The details that follow were nothing short of providential. There was “coincidental” timing of the right people meeting other right people (including Norwegian Lutherans and British Plymouth Brethren), in places where they did not originally intend to be. Meetings included discussions of financial requirements, matching the need for a great antenna system and a 100,000 watt transmitter. All of it cost money (and financing) that did not seem humanly possible at the time.3,4

But it happened—and Trans World Radio never missed a day of international broadcasting to their target region of radio audiences.4

But there’s more.

Radio Monte Carlo was developed from a previously undertaken project, that had failed before completion, but the radio station base was originally intended to broadcast all over the Mediterranean Sea region and beyond into northern Europe—even up to Norway.4

But what was the original plan for the site that now was “Radio Monte Carlo”?

The morning the Radio Monte Carlo Board met [to close the deal, with the down-payment money paid], my father, Mr. [Stanley] Clark [of England], and Leif Haanes [of Norway] gathered together for prayer. Later they went up on the mountain to look at the facilities. The station had been built during the Nazi regime as a propaganda station.

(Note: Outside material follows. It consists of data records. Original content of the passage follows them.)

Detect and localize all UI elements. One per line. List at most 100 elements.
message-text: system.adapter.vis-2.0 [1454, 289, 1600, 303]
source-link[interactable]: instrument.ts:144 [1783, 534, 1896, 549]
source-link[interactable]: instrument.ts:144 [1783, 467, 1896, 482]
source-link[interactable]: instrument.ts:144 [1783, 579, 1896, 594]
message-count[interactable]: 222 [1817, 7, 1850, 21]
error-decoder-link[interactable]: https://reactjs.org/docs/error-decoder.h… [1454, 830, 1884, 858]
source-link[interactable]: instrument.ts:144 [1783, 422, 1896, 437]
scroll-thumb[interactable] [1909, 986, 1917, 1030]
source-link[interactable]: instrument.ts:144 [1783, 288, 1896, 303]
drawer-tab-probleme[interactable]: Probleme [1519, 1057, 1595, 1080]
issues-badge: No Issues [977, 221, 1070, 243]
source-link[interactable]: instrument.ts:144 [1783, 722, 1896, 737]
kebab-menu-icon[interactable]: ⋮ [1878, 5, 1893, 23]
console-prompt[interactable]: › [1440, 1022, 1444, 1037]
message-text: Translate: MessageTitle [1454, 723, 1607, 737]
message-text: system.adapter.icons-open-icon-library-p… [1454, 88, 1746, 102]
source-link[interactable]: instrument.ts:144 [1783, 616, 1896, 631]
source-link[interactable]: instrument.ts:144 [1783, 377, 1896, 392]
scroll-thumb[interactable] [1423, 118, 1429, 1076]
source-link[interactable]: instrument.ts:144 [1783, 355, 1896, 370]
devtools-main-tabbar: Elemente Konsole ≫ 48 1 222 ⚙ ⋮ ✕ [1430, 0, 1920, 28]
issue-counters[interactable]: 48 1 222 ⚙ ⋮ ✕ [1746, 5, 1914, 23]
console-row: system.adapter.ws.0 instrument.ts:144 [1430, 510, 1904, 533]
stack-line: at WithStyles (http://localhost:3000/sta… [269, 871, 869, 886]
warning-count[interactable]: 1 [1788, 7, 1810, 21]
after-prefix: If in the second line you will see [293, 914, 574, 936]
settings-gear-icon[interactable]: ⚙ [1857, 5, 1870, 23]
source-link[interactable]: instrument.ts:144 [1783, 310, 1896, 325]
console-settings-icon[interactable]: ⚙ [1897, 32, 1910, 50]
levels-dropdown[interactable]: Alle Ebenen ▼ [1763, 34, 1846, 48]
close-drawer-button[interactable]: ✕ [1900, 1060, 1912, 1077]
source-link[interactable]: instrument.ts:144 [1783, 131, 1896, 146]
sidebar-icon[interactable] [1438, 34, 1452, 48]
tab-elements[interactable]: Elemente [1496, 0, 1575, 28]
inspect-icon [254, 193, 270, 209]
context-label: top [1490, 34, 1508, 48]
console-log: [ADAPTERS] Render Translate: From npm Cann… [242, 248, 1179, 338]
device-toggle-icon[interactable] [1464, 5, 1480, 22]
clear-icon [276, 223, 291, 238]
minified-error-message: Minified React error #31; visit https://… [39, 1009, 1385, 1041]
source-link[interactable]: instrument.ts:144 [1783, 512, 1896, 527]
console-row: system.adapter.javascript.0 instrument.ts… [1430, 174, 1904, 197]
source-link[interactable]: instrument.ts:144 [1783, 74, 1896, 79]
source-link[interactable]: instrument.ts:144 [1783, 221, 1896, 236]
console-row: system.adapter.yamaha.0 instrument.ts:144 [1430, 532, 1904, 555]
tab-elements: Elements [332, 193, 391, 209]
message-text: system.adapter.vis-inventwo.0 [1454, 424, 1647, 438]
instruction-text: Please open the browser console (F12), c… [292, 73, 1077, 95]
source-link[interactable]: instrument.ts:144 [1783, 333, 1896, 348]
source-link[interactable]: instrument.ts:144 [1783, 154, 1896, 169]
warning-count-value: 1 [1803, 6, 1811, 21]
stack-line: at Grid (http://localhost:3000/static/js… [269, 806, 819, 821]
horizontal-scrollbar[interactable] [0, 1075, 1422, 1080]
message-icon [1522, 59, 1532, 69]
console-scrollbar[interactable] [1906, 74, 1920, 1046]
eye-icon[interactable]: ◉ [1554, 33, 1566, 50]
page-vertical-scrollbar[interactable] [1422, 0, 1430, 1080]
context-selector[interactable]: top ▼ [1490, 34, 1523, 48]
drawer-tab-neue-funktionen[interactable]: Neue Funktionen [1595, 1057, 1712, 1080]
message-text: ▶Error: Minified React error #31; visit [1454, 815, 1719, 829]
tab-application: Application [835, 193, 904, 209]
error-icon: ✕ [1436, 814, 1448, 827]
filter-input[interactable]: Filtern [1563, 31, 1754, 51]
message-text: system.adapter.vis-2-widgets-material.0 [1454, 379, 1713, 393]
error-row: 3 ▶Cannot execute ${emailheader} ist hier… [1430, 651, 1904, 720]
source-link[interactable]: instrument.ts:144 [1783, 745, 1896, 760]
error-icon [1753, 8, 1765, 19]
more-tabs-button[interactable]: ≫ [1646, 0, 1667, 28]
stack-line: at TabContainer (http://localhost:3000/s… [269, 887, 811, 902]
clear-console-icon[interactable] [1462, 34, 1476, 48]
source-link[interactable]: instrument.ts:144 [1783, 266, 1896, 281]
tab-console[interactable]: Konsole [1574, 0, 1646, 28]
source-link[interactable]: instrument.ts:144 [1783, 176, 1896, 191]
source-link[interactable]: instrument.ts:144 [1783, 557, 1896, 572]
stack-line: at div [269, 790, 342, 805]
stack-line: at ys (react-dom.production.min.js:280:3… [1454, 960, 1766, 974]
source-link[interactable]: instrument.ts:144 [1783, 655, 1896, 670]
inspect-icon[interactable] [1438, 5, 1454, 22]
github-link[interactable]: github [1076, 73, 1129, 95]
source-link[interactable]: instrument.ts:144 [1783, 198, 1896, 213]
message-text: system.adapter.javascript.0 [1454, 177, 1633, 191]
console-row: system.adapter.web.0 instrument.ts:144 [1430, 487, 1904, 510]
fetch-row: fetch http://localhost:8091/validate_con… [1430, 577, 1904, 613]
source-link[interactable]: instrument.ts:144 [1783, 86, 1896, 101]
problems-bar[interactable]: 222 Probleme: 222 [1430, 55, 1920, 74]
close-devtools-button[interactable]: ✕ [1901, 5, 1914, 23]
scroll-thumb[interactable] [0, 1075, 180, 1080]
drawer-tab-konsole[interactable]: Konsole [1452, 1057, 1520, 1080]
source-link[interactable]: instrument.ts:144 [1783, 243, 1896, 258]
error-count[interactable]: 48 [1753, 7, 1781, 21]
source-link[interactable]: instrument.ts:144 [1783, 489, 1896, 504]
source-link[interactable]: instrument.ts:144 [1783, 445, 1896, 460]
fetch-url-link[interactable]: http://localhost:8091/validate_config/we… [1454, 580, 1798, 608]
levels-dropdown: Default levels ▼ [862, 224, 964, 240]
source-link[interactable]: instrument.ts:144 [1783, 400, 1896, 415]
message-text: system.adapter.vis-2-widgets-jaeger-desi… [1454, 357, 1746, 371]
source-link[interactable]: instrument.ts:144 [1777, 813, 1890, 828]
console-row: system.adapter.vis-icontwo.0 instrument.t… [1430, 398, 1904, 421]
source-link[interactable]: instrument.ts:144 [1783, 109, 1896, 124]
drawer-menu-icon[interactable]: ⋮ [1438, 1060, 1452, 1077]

It was a great, beautiful, massive, stone structure—just about completed, but without any [radio broadcasting] equipment installed at war’s end when the Germans went back to their own country. It literally made chills run up and down my spine when I thought about how the Gospel going forth every day from the same structure Adolph Hitler had designed to spread Nazi propaganda.4

Adolph Hitler built (without finishing) his radio broadcasting base in Monte Carlo for evil, but God providentially re-tooled that Monte Carlo broadcasting base for good to continuously benefit many people in many lands.5

May we use our opportunities, even if they were not in our original plans, to honor Him.2,5

References
1. Morris III, H. M. 2013. Reaching the Millennials: A Crucial Connection. Acts & Facts. 42(11).
2. Revelation 4:11; 1 Corinthians 10:31.
3. Staff writer. 2020. Trans World Radio: The TWR Story. Posted on twr.org, accessed May 12, 2020. Dr. Freed is quoted as describing Trans World Radio’s decades of Christian service as follows: “In 1954, what was then known as the Voice of Tangier broadcast the first program from Morocco into Spain. And the rest is history, as they say. From there, God began opening other opportunities to broadcast from strategic locations into some of the least-reached areas of the world. Today, we engage millions of people in 190 countries with biblical truth in their heart language. For more than 65 years, God has used our content and vast network of on-the-ground partnerships to lead people from doubt to decision to discipleship.” See also Romans 10:17.
4. Freed, P. E. 1979. Towers to Eternity. Nashville, TN: Thomas Nelson, 70-79, 88-120, with quotations from pages 90-91, 98.
5. Genesis 50:20; Romans 8:28.

*Dr. Johnson is Associate Professor of Apologetics and Chief Academic Officer at the Institute for Creation Research.